Когда автобус без окон в очередной раз доставил его в Париж 12 декабря, Томас Ливен был уже на пределе сил. Он не мог больше переносить истязаний. Он думал: «Выпрыгну из окна. Айхер теперь постоянно допрашивает меня
Около десяти утра 12 декабря 1942 года Томаса Ливена привели в кабинет господина Айхера. Рядом с штурмбанфюрером находился мужчина, которого Томас никогда раньше не видел: высокого роста, худой, седой. На нем была форма полковника германского вермахта с множеством орденских планок, а под мышкой — внушительное досье, на котором Томас смог разобрать слово «Гекадос». Айхер выглядел сердитым.
— Вот этот человек, господин полковник, — сказал он мрачно и закашлялся.
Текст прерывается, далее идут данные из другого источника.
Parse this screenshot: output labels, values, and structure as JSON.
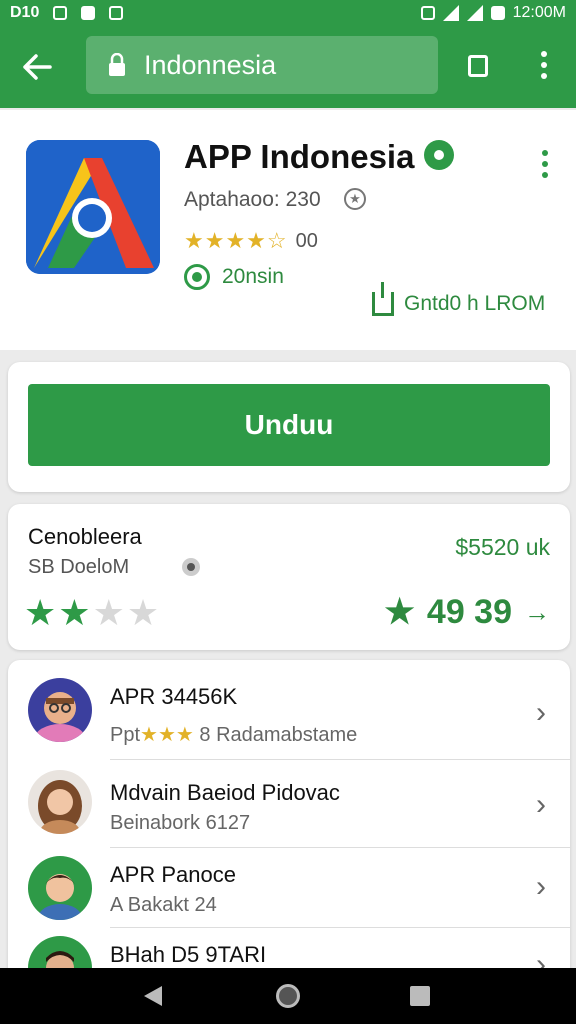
{
  "status_bar": {
    "left_text": "D10",
    "time": "12:00M",
    "icons": [
      "sim-icon",
      "notification-icon",
      "cast-icon",
      "wifi-icon",
      "signal-icon",
      "battery-icon"
    ]
  },
  "app_bar": {
    "url_text": "Indonnesia",
    "icons": [
      "back-arrow-icon",
      "lock-icon",
      "tab-switcher-icon",
      "overflow-menu-icon"
    ]
  },
  "app": {
    "title": "APP Indonesia",
    "developer": "Aptahaoo: 230",
    "rating_stars": "★★★★☆",
    "rating_text": "00",
    "rating_value": 4,
    "installs": "20nsin",
    "size_text": "Gntd0 h LROM"
  },
  "download": {
    "label": "Unduu"
  },
  "review_card": {
    "title": "Cenobleera",
    "subtitle": "SB DoeloM",
    "price": "$5520 uk",
    "stars_filled": 2,
    "stars_total": 4,
    "score": "49 39",
    "arrow": "→"
  },
  "list": [
    {
      "title": "APR 34456K",
      "sub_prefix": "Ppt",
      "sub_stars": "★★★",
      "sub_text": "8 Radamabstame",
      "avatar": "avatar-man-glasses"
    },
    {
      "title": "Mdvain Baeiod Pidovac",
      "sub_prefix": "",
      "sub_stars": "",
      "sub_text": "Beinabork 6127",
      "avatar": "avatar-woman"
    },
    {
      "title": "APR Panoce",
      "sub_prefix": "",
      "sub_stars": "",
      "sub_text": "A Bakakt 24",
      "avatar": "avatar-boy"
    },
    {
      "title": "BHah D5 9TARI",
      "sub_prefix": "",
      "sub_stars": "",
      "sub_text": "",
      "avatar": "avatar-man"
    }
  ],
  "colors": {
    "primary": "#2e9a47",
    "star_gold": "#e2b228",
    "nav_bar": "#000000"
  }
}
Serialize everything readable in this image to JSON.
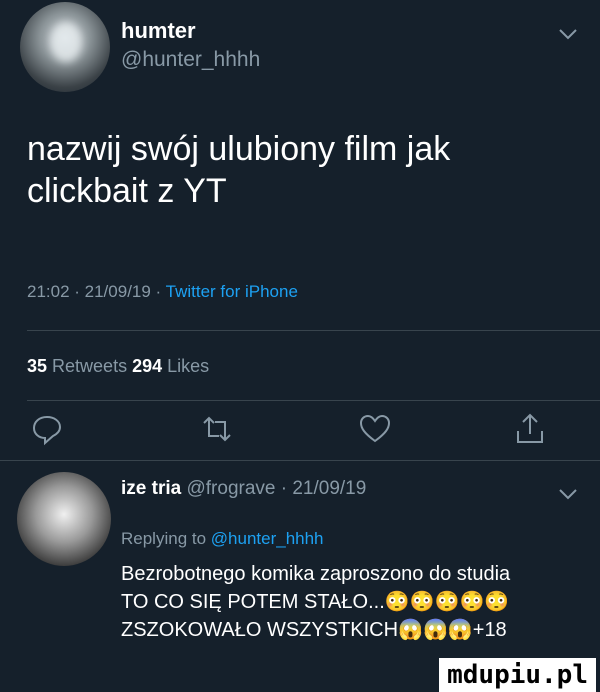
{
  "tweet": {
    "display_name": "humter",
    "handle": "@hunter_hhhh",
    "text": "nazwij swój ulubiony film jak\nclickbait z YT",
    "time": "21:02 · 21/09/19 · ",
    "app": "Twitter for iPhone",
    "retweets_count": "35",
    "retweets_label": " Retweets  ",
    "likes_count": "294",
    "likes_label": " Likes"
  },
  "actions": {
    "reply_icon": "comment-icon",
    "retweet_icon": "retweet-icon",
    "like_icon": "heart-icon",
    "share_icon": "share-icon"
  },
  "reply": {
    "display_name": "ize tria",
    "meta": " @frograve · 21/09/19",
    "replying_prefix": "Replying to ",
    "replying_to": "@hunter_hhhh",
    "text": "Bezrobotnego komika zaproszono do studia\nTO CO SIĘ POTEM STAŁO...😳😳😳😳😳\nZSZOKOWAŁO WSZYSTKICH😱😱😱+18"
  },
  "watermark": "mdupiu.pl",
  "colors": {
    "background": "#15202b",
    "secondary_text": "#8899a6",
    "link": "#1da1f2",
    "divider": "#38444d"
  }
}
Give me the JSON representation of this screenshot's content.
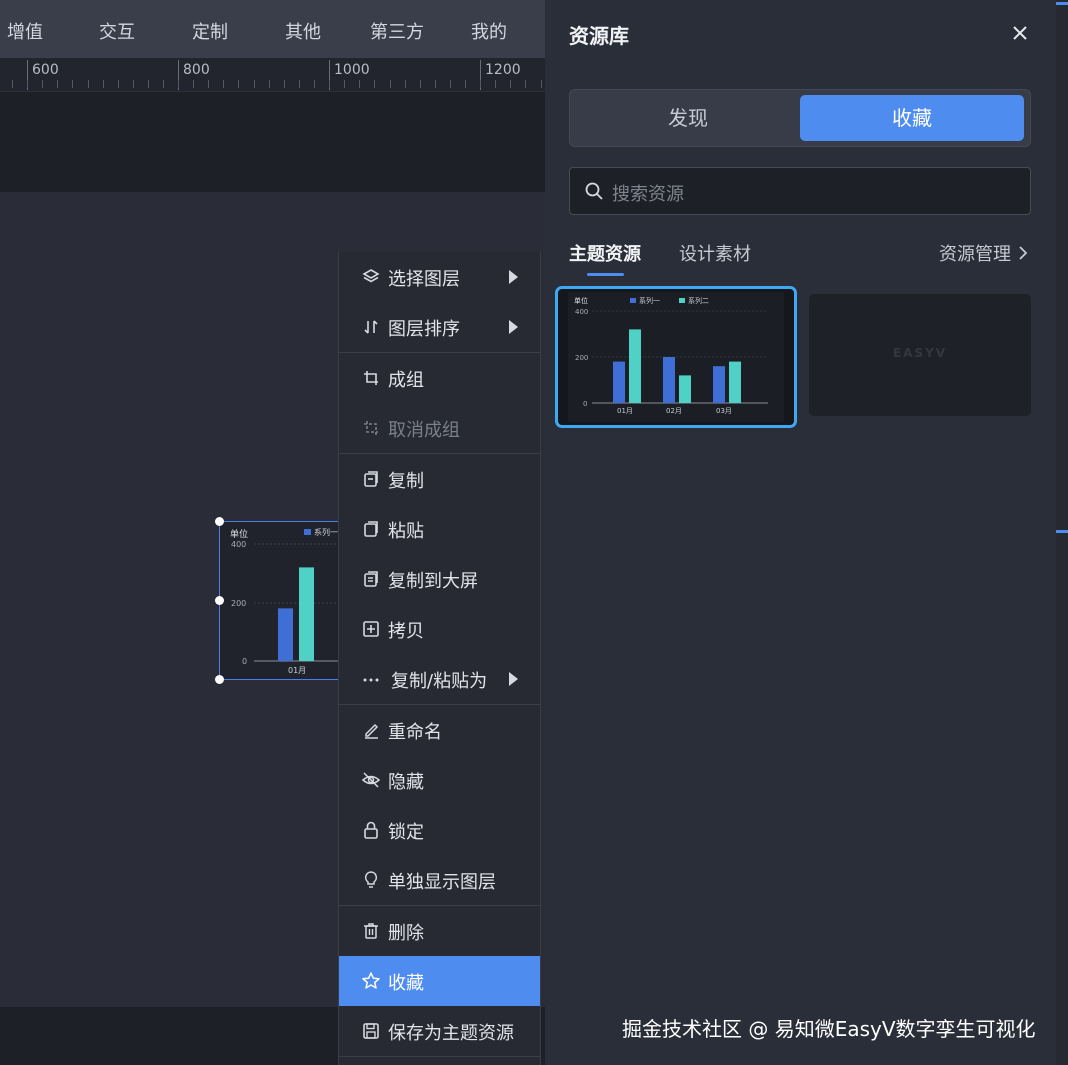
{
  "topnav": {
    "tabs": [
      "增值",
      "交互",
      "定制",
      "其他",
      "第三方",
      "我的"
    ]
  },
  "ruler": {
    "labels": [
      "600",
      "800",
      "1000",
      "1200"
    ]
  },
  "canvas_chart": {
    "unit_label": "单位",
    "legend_series1": "系列一",
    "y_ticks": [
      "400",
      "200",
      "0"
    ],
    "x_label": "01月"
  },
  "context_menu": {
    "items": [
      {
        "label": "选择图层",
        "icon": "layers-icon",
        "submenu": true
      },
      {
        "label": "图层排序",
        "icon": "sort-icon",
        "submenu": true
      },
      {
        "label": "成组",
        "icon": "group-icon"
      },
      {
        "label": "取消成组",
        "icon": "ungroup-icon",
        "disabled": true
      },
      {
        "label": "复制",
        "icon": "copy-icon"
      },
      {
        "label": "粘贴",
        "icon": "paste-icon"
      },
      {
        "label": "复制到大屏",
        "icon": "copy-to-screen-icon"
      },
      {
        "label": "拷贝",
        "icon": "duplicate-icon"
      },
      {
        "label": "复制/粘贴为",
        "icon": "more-icon",
        "submenu": true
      },
      {
        "label": "重命名",
        "icon": "rename-icon"
      },
      {
        "label": "隐藏",
        "icon": "hide-icon"
      },
      {
        "label": "锁定",
        "icon": "lock-icon"
      },
      {
        "label": "单独显示图层",
        "icon": "bulb-icon"
      },
      {
        "label": "删除",
        "icon": "trash-icon"
      },
      {
        "label": "收藏",
        "icon": "star-icon",
        "active": true
      },
      {
        "label": "保存为主题资源",
        "icon": "save-icon"
      }
    ]
  },
  "panel": {
    "title": "资源库",
    "close_icon": "close-icon",
    "segments": [
      "发现",
      "收藏"
    ],
    "active_segment": "收藏",
    "search": {
      "placeholder": "搜索资源"
    },
    "subtabs": [
      "主题资源",
      "设计素材"
    ],
    "manage_link": "资源管理",
    "card1_chart": {
      "unit_label": "单位",
      "legend": [
        "系列一",
        "系列二"
      ],
      "y_ticks": [
        "400",
        "200",
        "0"
      ],
      "x_labels": [
        "01月",
        "02月",
        "03月"
      ]
    },
    "card2_logo": "EASYV"
  },
  "chart_data": {
    "type": "bar",
    "categories": [
      "01月",
      "02月",
      "03月"
    ],
    "series": [
      {
        "name": "系列一",
        "values": [
          180,
          200,
          160
        ]
      },
      {
        "name": "系列二",
        "values": [
          320,
          120,
          180
        ]
      }
    ],
    "title": "",
    "ylabel": "单位",
    "ylim": [
      0,
      400
    ]
  },
  "colors": {
    "accent": "#4e8cf0",
    "series1": "#3f6fd6",
    "series2": "#4fd1c5"
  },
  "watermark": "掘金技术社区 @ 易知微EasyV数字孪生可视化"
}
— Я его забираю, — сказал многократно награжденный полковник.
— Поскольку речь идет о «Гекадос», воспрепятствовать я вам не могу, господин полковник. Пожалуйста, распишитесь в получении.
Все окружающее завертелось вокруг Томаса — помещение, люди. Шатаясь, он стоял в своей жалкой робе арестанта. Перехватывало горло, он ловил ртом воздух, в памяти всплыло высказывание философа Бертрана Рассела: «В нашем столетии происходит только то, что невозможно предвидеть»…
2
С наручниками на запястьях Томас сидел в лимузине вермахта рядом с седовласым полковником. Они ехали через центр Парижа, мало изменившийся по сравнению с довоенным временем. Казалось, что Франция игнорирует оккупацию. На улицах бурлила жизнь. Томас смотрел на элегантных женщин, спешащих мужчин и среди них — на удивление беспомощных, потерянных немецких пехотинцев.
Пока они не доехали до пригорода вилл Сен-Клу, полковник всю дорогу молчал, и только потом разжал губы:
— Слышал, что вы любите готовить, господин Ливен.
Услышав свое настоящее имя, Томас оцепенел. Издерганный и крайне недоверчивый из-за невзгод, выпавших на его долю в последние недели, он лихорадочно соображал: «Что все это значит? Новая ловушка?» Он покосился на офицера. Доброе лицо. Умное и скептическое. Кустистые брови. Орлиный нос. Нервный рот. Ну и что? «В моем фатерланде немало убийц, играющих Баха!»
— Не знаю, о чем вы говорите, — сказал Томас Ливен.
— Знаете, знаете, — сказал офицер. — Я — полковник Верте из военной контрразведки Парижа. Могу спасти вам жизнь, а могу и нет, все зависит от вас.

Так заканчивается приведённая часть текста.